Concernant l'amélioration de la gouvernance en vue d'un système de santé plus innovant, madame Wonner, vous connaissez mes obsessions en la matière et tout le travail que j'ai réalisé en ce sens. Le dispositif d'indemnisation, tel que prévu dans la loi de 2002, s'est largement inspiré des questions de démocratie en santé. Lors de leurs réunions, les commissions de conciliation et d'indemnisation réunissent autour de la table toutes les parties prenantes dont, bien entendu, les personnes elles-mêmes et leurs représentants. Le conseil d'administration, et j'y suis extrêmement vigilante, compte en son sein un certain nombre de représentants d'associations d'usagers. Les conseils d'orientation, que je préside et qui travaillent sur des sujets plus techniques, plus médicaux, relatifs aux différents dispositifs d'indemnisation, comprennent aussi des personnes touchées. Je demanderai au conseil d'administration et à l'équipe de direction que nous intégrions des personnes concernées dans notre réflexion pour un meilleur accompagnement des victimes. Je sais que je serai entendue.

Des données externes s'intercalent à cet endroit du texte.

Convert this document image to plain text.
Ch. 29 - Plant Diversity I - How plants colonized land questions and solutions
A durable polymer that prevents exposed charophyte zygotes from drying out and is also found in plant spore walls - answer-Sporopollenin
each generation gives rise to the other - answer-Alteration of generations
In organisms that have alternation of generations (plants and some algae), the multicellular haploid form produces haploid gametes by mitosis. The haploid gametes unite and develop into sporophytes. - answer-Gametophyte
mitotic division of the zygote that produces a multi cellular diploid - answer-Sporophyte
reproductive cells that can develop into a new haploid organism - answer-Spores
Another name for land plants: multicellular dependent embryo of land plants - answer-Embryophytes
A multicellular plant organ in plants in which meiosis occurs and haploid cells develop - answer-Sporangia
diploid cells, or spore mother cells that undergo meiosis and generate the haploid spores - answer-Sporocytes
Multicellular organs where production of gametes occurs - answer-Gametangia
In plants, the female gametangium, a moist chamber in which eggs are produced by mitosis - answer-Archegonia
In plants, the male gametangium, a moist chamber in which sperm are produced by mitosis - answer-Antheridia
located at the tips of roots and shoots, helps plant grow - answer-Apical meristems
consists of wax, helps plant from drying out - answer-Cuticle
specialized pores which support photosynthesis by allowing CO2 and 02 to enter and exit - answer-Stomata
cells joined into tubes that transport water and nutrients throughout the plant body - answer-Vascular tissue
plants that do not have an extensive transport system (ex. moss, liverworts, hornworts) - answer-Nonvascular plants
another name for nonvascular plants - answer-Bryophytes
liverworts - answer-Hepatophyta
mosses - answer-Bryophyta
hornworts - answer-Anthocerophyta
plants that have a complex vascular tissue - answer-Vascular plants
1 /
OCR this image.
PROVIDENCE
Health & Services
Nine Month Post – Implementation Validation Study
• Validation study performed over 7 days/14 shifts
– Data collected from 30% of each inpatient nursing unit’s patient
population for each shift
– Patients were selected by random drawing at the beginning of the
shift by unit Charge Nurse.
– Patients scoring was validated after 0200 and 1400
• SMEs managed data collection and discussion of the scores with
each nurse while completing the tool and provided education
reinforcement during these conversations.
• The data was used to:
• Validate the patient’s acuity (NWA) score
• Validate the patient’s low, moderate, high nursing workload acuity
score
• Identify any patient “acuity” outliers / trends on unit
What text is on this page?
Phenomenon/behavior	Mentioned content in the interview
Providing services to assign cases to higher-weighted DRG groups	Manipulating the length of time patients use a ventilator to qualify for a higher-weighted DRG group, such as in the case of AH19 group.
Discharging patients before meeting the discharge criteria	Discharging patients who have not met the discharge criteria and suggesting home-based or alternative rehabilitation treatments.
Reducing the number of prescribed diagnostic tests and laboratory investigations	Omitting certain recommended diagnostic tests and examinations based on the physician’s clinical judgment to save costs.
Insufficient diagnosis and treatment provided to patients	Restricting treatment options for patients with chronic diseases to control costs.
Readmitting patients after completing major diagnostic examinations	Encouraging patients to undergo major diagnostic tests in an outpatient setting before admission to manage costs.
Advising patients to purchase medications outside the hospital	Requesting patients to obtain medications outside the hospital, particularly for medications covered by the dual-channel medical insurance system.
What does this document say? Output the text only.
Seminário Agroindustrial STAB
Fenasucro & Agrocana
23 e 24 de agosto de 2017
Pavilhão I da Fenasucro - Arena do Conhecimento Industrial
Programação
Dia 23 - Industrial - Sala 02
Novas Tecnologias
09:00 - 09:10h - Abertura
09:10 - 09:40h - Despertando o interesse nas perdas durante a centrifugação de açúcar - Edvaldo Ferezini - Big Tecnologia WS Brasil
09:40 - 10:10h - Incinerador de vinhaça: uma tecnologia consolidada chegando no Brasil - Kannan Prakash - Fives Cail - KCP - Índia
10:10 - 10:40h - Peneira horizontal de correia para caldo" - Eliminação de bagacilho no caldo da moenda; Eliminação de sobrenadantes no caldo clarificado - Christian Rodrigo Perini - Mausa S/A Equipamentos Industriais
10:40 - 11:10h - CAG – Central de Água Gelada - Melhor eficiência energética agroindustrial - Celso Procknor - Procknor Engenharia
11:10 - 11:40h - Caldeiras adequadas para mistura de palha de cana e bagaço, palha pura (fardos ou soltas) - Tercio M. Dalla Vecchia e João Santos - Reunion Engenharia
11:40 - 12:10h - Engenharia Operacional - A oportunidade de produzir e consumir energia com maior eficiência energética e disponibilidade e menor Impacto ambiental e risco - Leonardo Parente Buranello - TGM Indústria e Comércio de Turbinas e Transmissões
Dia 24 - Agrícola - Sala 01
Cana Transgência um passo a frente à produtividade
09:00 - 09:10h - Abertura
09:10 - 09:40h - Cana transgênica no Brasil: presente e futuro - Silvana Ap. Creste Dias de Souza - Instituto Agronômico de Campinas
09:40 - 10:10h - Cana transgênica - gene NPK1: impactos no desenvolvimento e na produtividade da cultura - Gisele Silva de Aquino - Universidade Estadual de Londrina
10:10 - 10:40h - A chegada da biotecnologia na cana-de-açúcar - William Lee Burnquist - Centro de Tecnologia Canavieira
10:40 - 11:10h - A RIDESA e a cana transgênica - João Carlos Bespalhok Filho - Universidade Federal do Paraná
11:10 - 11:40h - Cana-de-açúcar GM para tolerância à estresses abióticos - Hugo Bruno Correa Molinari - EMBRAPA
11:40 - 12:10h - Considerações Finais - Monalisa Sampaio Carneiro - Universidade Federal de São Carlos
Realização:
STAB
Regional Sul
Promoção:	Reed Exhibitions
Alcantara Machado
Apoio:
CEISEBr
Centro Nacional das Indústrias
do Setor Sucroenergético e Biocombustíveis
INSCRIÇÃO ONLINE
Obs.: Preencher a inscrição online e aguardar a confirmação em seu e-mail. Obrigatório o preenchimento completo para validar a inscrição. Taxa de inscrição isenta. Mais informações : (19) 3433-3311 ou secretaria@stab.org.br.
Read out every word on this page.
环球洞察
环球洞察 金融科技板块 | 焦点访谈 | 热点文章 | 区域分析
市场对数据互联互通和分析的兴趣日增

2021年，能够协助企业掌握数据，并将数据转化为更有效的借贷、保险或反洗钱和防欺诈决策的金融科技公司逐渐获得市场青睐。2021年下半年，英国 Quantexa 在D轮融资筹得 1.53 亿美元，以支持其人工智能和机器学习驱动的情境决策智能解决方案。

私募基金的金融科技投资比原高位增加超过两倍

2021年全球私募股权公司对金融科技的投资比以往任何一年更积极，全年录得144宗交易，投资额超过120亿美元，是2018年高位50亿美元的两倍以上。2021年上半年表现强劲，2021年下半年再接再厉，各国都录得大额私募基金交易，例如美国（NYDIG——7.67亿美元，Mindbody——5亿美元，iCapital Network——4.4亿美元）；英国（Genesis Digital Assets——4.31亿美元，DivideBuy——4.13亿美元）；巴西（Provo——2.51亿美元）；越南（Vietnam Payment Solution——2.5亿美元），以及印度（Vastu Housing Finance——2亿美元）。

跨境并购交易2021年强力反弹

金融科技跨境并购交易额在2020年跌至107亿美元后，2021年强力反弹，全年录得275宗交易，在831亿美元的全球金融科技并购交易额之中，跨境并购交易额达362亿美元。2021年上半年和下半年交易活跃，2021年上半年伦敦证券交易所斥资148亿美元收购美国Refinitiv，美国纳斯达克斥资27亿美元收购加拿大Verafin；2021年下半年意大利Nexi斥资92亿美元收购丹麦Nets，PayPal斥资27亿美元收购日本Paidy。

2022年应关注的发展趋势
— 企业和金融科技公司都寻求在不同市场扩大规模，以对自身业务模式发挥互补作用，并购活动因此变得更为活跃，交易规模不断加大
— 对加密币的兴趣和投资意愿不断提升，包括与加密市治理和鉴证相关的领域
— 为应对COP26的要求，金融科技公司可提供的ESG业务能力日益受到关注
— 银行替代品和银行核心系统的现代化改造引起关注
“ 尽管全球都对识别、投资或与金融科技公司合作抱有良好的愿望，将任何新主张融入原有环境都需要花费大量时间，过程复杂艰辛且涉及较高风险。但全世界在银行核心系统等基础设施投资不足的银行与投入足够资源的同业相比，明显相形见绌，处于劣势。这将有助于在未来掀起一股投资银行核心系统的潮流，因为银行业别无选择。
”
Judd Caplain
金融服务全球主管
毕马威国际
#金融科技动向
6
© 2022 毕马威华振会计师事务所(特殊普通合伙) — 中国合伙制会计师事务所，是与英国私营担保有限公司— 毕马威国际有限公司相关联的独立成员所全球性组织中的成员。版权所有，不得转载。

Monsieur le député, vous m'avez interrogée sur notre budget d'indemnisation pour la Dépakine au titre de la loi de financement de la sécurité sociale et les premiers montants d'indemnisation déterminés par les juridictions, en particulier celui, de 2 millions d'euros, décidé par la cour d'appel d'Orléans. Je serais aujourd'hui en peine de vous fournir des éléments précis des montants d'indemnisation, puisque, comme je l'indiquais précédemment, le comité d'indemnisation des victimes de la Dépakine rendra ses premières décisions dans les semaines qui viennent.
Concernant les actions récursoires contre Sanofi, j'ai répondu clairement que la loi ne nous autorise pas à engager ce type d'action. Je vous renvoie la balle.
Enfin, madame Grandjean, l'accompagnement des victimes est pour nous un sujet important. Nous ne sommes pas très bons. Dire le contraire serait infondé. Le paradoxe, c'est que nous avons un dispositif peu onéreux pour les victimes, puisqu'elles n'ont pas l'obligation de recourir à un avocat, alors que la complexité des dossiers d'indemnisation et des situations rencontrées par les victimes rendrait cette assistance parfois nécessaire. Concilier un dispositif facile d'accès, gratuit pour les personnes, et un accompagnement de qualité représente l'enjeu du travail que nous allons engager dans les mois qui viennent. J'aurais aimé qu'on le fasse plus tôt. Les mauvaises surprises que nous avons eues pour le fonctionnement et la gestion de l'ONIAM, mises au jour par la Cour des comptes, nous ont conduits à changer nos priorités.